The schools were approached by representatives of the Roman Middlewich Project and invited to create displays and costumes relating to the Roman Empire and life in the Roman era to be presented in an educational marquee during the Roman Middlewich Festival.

Those children who had created their own costumes were also encouraged to take part in the pre-festival procession which began at the Victoria Building, Civic Way and wound its way through the town finishing at the festival site on Harbutt's Field.

Pupils at Middlewich High School studied Roman history for weeks prior to the festival and created a number of Roman relief sculptures and block relief paintings as well as a papier mache scale model of Harbutt's Field, complete with the original Roman fort.

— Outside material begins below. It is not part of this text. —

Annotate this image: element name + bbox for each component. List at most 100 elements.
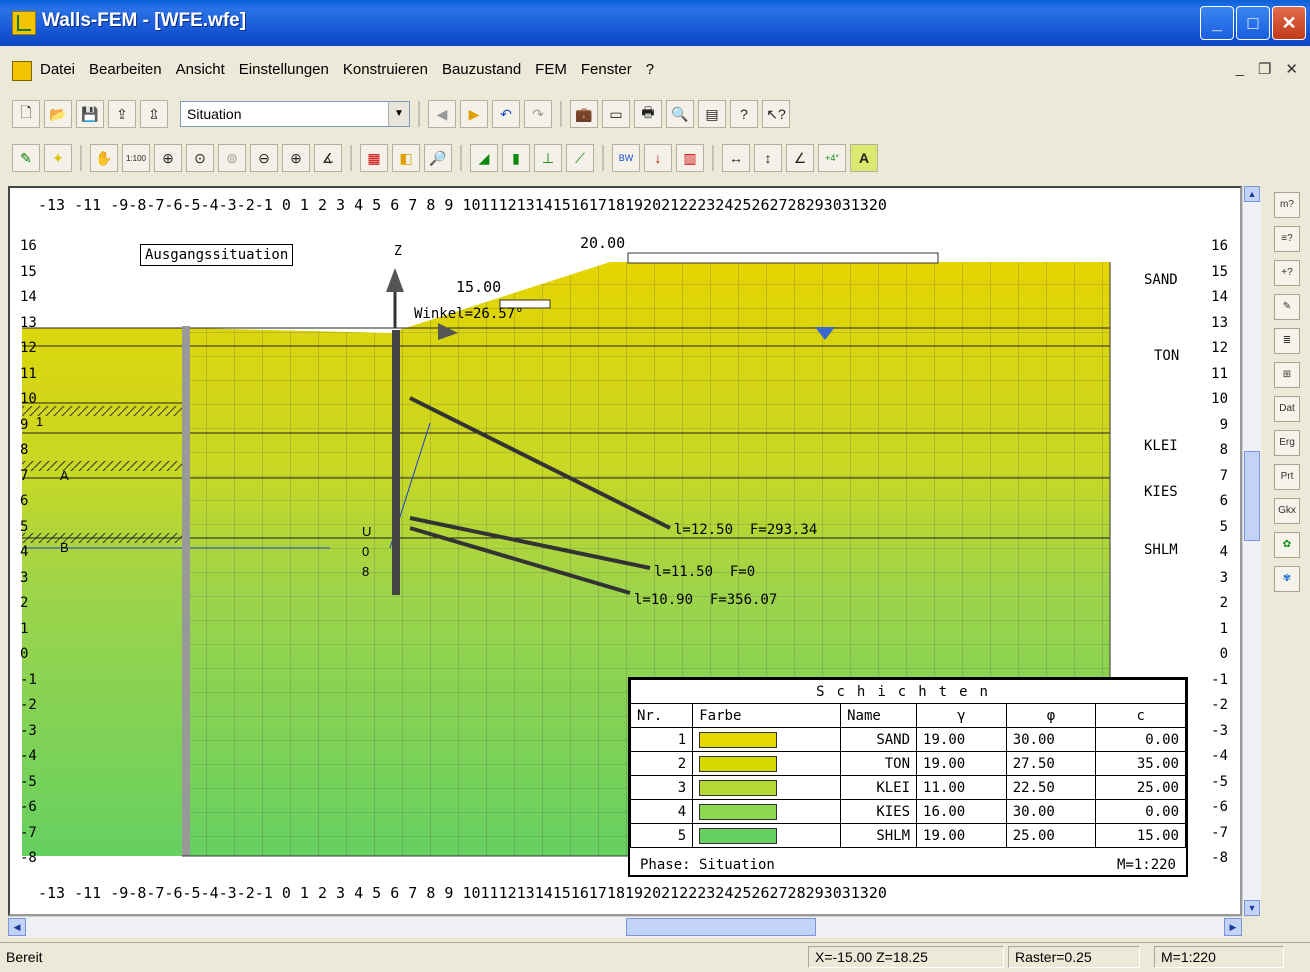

The school had also designed and built an early Roman odometer, a huge wheel like machine, which was used to measure the distance between two points.

Middlewich Primary School pupils spent half a term looking at the way the Romans lived and how they designed and built their villages and towns as well as studying mosaic work.

To show exactly what they had learned the pupils designed and constructed their own Roman settlement, including a coliseum, soldiers barracks and games arena from cardboard and paper, they also created a huge mosaic of the school's emblem.

St Mary's Roman Catholic Primary School also contributed to both the marquee and the procession by producing authentic period costumes and a display detailing Roman arts and crafts and a series of papier mache busts.